財務省の説明では、補正フレームのポイントは以下の3点だということです。
(1)災害対策に万全を期す。(2)その他の義務的経費などやむを得ざる追加財政需要に対応する予算に限る(3)新規国債発行はしない。平成15年度補正予算案は、経済対策を盛り込まない14年ぶり予算でしたが、平成16年度補正予算案も引き続き経済対策をもりこまないものとなっている(財務省)という説明でした。
「税収の増額補正で2.3兆円程度あり、そのうち、0.7兆円が地方に回る計算です。中央政府の分の増額補正にほぼ見合う形で災害対策が予算計上している。」「15年度決算剰余金が1兆を超え、国債整理基金へ2分の1を越える部分(1兆3,903億円 財政法6条)を繰り入れることを5年ぶりに行う。」との説明もありました。

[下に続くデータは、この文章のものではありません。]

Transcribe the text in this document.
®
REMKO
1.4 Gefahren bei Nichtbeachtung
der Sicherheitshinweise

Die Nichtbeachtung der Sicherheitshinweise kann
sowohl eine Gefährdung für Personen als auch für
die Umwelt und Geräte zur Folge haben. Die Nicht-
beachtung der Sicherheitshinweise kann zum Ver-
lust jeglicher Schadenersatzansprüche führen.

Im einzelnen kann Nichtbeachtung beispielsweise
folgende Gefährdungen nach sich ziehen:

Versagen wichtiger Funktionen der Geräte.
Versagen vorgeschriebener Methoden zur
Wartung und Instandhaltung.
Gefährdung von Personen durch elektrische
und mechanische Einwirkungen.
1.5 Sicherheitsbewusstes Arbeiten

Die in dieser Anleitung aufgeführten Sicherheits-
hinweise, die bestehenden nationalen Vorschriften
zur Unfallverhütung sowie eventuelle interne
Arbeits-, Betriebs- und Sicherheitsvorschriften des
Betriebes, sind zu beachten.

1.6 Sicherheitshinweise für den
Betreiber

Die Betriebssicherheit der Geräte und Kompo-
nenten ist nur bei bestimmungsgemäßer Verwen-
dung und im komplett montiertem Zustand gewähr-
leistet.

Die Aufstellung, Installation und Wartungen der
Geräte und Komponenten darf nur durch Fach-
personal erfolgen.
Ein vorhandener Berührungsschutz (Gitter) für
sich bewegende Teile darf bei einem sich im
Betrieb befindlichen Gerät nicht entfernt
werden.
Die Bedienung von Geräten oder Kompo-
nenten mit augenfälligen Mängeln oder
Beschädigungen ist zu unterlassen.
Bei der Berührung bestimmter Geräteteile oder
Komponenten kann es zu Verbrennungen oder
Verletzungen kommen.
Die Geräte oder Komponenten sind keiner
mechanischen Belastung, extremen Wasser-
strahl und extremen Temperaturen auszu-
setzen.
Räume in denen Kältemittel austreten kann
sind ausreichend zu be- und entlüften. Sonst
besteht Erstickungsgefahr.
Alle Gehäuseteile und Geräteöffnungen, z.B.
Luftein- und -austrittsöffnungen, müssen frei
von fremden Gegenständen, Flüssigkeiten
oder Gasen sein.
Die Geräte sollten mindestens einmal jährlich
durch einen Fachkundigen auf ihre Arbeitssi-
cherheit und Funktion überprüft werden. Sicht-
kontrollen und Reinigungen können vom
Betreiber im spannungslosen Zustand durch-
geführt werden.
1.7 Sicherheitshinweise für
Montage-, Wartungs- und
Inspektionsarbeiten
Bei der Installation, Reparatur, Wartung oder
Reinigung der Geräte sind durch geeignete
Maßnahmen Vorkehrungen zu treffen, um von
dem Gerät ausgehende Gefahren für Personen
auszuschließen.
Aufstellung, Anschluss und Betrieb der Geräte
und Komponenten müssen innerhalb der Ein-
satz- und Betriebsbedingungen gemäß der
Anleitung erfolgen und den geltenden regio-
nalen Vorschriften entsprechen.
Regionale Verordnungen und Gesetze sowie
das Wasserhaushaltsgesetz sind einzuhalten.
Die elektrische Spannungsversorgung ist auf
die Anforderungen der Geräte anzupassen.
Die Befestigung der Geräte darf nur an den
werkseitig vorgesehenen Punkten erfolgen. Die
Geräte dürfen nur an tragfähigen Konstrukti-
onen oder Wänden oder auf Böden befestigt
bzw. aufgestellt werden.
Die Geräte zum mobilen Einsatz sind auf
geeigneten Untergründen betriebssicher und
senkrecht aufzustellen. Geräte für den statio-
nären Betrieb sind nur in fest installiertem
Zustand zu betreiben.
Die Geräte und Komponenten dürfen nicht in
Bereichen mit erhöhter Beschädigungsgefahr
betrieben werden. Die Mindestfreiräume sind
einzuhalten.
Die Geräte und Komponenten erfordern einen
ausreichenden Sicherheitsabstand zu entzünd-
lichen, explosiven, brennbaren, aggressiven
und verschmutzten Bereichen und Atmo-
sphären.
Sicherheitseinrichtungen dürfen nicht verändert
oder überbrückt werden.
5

被災者生活支援法(昨年の臨時国会に民主党改正案を提出するも成立せず。)に基づく経費は限定的な同法の枠内を越えていません。
義務的経費等の追加は、9、586億円で、その他の経費として国際分担金及び拠出金、中所企業金融公庫出資金等、行刑施設緊急整備費が計上されています。
NTT―B事業償還時補助が8、642億円、歳出の項目に立っています。15年度決算の剰余金などを活用して前倒し補助し、将来の国債発行抑制をねらっています。小渕内閣の時に大量発行された国債の償還のピークが2008年におとずれます。償還する国債を平準化しなければ、大きな財政赤字の重荷に耐えられません。
地方交付税交付金は、1兆1,686億円ですが、「三位一体改革」の実像は、驚くほど伝わっていません。官僚機構が提出する書類は、但し書きのところに真実が隠されていることがあります。公債金は、歳入フレームで見る限り、横棒が引かれています。しかし、脚注をみれば、公債金の内訳として建設公債の増、特例公債の減と記されています。
自衛隊のサマワへの派遣延長に伴う部分は予備費をあてることを決定しています。派遣予算の実態が伝わってくるに従い、ここでも数字の語る真実に驚きを隠せません。この通常国会で「依存と分配の政治」に引導を渡すためにも、数字の語る真実をしっかりと明らかにしたいと思います。